Vergleiche mit der russischen Revolution und der “Animal Farm” werden in den Rezensionen angestimmt und Dragor Jancar erzählt den Verlauf der gescheiterten Revolution sehr langsam und bedächtig in über zweihundersechzig Seiten mit vielen Rückblicken und den alltäglichen Grausamkeiten eines Gefängnisalltages, die sehr bald entgleitet.
Frauen aus Kebers Leben, die Huren Katharaina und Mascha in Odessa und die Kellnerin Leonica in Ljubljana, von der sich Keber nicht ganz sicher ist, ob nicht Johann etwas mit ihr hatten, kommen in Kebers Gedanken vor und auch der jüdische Aufstand wird als Methapher immer wieder daneben gesetzt.
In der Levada werden aber zuerst Forderungen aufgestellt, nach besseren Essen, besseren Haftbedingungen, besserer Hygiene, wogegen wahrscheinlich nichts zu sagen ist, Keber fordert aber auch die Wiederholung des Basketballspiels, worauf der Minister mit dem Alois Mrak verhandelt, zu lachen beginnt.
Eine schöne Journalistin wird eingeschleust und Keber darf sich mit ihr unterhalten und als der Gefängnispsychologe, die Haftbedingungen der Wärter inspizieren soll, läßt man ihn nicht mehr hinaus. Alois Mrak reißt indessen bald die Macht mit sich, ein Denunizant macht sich zum Polizeiinspektor, die anderen Häftlinge werden gequält, mißhandelt, gefoltert in der Friseurstube, in der ein Richtermörder das Kommando hat.
Auch Keber wird bald die Macht entrissen, man muß sich anmelden, wenn man zum Direktor will, der philosophiert in der Nacht mit dem Gefängnispsychologen, bringt ihm das Saufen bei und verkauft die Wächter nach und nach gegen Essen, das nicht gerecht verteilt wird.
So kommt es wie es kommen muß, Mrak gibt die Erlaubnis, daß der Innenminister mit dem Hubschauber landen darf, drinnen war aber ein Sonderkommando und Mrak wird ganz genau, wie in der franhzösischen Revolution von ihr aufgefressen.
Revolutionen lohnen sich nie und Aufstände geraten schnell in eine Diktatur, ist wahrschein das, was Drago Jancar, der selbst einige Jahre wegen “feindlicher Proaganda” inhaftiert war, sagen will.

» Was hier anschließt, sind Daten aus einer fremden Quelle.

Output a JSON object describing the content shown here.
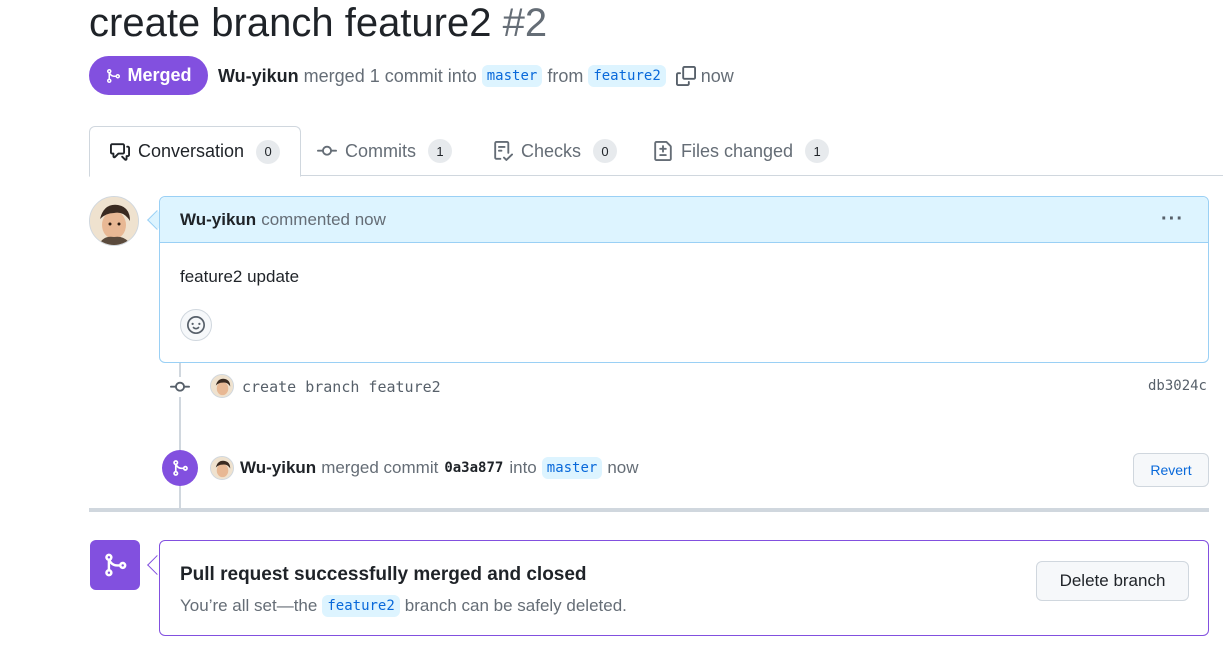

Ein interessanter Roman schon wegen seiner Schreibweise und der bedächtigen Art in der mit vielen Wiederholungen, das erzählt wird, was eigentlich schon auf den ersten Seiten klar ist.
Am Schluß geht es wieder an den Anfang, das heißt in das k.u.k Gefängnis der Stadt M. zurück, wo Keber erzählt und die Band auf der gGegenüberliegenden Hotelterrasse ihr “Besa me mucho” “Küß mich wild” spielt.